NCPA - National Center for Policy Analysis


February 17, 2005

President Bush proposes reforming Social Security with personally owned market accounts to which working people could contribute 4 percent of their income that now goes to Social Security payroll taxes.

Critics contend that personal accounts "are too risky" or "they're a gamble," yet such models already exist in the marketplace, says Pete du Pont, chairman of the National Center for Policy Analysis:

  • The government's Thrift Savings Plan allows government employees to contribute up to $12,000 each year into a personal account; three and a half million people have chosen to do so and own real retirement assets.
  • There are public employee pension plans -- more than 100 of them -- which control more than $2 trillion in assets; the biggest is the California Public Employees Retirement Fund, containing $149 billion (their collective assets are invested 55 percent in corporate stock equities, 36 percent in bonds, and the remainder in cash).
  • Then there is AARP, which offers its 35 million members a choice of 38 investment funds -- stocks, bonds, small-cap, large-cap, foreign and domestic funds of all shapes and sizes.

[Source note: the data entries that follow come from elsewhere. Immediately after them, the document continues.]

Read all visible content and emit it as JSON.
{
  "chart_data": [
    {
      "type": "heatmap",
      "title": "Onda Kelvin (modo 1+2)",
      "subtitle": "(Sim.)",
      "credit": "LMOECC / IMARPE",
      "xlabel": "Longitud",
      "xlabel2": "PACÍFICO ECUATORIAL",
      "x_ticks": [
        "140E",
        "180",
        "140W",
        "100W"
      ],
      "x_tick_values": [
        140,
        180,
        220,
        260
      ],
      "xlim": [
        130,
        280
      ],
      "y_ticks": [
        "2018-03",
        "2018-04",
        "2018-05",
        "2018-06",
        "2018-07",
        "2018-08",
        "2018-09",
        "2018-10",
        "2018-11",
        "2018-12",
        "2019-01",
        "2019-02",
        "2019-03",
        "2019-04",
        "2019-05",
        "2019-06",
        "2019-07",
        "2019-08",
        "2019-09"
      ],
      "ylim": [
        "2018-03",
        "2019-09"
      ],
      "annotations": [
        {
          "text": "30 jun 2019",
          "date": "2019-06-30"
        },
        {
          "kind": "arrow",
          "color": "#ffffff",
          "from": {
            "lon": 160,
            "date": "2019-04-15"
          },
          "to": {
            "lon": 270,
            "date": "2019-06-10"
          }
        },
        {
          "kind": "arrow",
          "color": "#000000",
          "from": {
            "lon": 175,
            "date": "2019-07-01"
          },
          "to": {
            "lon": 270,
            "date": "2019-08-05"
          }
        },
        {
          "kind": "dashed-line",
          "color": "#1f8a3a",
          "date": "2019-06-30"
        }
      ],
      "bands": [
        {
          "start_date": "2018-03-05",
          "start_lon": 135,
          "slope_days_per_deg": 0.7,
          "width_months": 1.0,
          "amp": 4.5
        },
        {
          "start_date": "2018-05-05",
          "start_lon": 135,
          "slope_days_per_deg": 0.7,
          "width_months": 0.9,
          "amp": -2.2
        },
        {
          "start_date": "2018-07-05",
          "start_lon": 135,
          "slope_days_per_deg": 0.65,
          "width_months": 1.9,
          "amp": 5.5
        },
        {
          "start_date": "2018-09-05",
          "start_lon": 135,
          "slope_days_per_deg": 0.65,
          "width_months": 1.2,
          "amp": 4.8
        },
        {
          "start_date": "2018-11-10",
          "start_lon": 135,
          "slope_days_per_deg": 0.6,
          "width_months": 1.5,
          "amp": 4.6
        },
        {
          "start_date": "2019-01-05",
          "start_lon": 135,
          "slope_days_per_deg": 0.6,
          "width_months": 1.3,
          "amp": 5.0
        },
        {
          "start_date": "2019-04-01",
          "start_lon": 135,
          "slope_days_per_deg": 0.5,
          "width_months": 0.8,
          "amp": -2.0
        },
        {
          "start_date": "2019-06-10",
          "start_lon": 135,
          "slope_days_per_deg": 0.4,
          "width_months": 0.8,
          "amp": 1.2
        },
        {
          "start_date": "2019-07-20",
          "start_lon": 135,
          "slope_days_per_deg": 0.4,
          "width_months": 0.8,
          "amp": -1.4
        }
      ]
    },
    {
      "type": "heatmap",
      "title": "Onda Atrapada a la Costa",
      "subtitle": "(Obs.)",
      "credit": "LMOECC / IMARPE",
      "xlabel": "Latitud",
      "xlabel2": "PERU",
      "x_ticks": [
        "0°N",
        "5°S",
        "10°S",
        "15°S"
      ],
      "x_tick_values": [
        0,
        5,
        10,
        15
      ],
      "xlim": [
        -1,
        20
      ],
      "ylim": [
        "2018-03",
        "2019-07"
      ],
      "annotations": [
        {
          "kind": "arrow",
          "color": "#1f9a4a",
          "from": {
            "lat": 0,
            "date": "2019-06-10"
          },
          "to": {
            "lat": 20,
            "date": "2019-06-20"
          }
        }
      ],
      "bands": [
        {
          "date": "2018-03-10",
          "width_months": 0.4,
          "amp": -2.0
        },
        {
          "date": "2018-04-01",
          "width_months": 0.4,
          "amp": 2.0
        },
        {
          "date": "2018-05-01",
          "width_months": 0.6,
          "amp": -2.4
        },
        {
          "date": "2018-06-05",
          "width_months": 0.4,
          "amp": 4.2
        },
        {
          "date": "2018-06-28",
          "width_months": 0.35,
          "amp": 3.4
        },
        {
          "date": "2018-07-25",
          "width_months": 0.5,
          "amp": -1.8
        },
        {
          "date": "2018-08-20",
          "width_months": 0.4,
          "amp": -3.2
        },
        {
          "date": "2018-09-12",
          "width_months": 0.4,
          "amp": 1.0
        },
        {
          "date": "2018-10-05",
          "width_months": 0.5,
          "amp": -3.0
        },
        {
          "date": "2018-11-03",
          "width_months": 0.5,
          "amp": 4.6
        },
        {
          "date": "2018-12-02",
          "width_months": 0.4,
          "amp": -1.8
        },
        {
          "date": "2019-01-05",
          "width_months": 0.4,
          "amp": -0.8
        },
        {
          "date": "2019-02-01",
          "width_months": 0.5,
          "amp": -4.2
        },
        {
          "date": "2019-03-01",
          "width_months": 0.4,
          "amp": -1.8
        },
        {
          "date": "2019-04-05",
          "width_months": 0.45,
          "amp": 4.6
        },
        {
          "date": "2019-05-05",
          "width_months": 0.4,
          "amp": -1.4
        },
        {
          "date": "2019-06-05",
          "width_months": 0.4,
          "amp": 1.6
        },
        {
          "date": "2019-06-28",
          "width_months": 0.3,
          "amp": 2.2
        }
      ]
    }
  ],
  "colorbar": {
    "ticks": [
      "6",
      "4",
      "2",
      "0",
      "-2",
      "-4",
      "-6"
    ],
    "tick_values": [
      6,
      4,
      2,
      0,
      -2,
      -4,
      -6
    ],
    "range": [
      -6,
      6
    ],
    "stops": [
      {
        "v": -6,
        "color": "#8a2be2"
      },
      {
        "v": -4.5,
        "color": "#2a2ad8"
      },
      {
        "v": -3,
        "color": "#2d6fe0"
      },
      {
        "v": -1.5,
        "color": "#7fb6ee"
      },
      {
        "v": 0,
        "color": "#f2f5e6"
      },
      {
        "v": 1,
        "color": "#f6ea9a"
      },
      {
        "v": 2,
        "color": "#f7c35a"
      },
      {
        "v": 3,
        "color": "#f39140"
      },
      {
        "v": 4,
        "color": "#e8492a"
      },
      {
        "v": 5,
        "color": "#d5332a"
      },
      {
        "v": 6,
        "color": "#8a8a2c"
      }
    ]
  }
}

What is interesting about these investments is that many of the organizations offering them and individuals participating in them are the staunchest opponents of allowing the rest of Americans to create similar accounts within Social Security, says du Pont.

Ultimately the argument isn't about investment accounts, or stocks or bonds or "gambling" or "insecurity." It is about socialism versus individualism, says du Pont. Moreover, he says, today's very liberal Democrats view the government's Social Security system as socialism's last redoubt, and therefore, it must be preserved at all costs.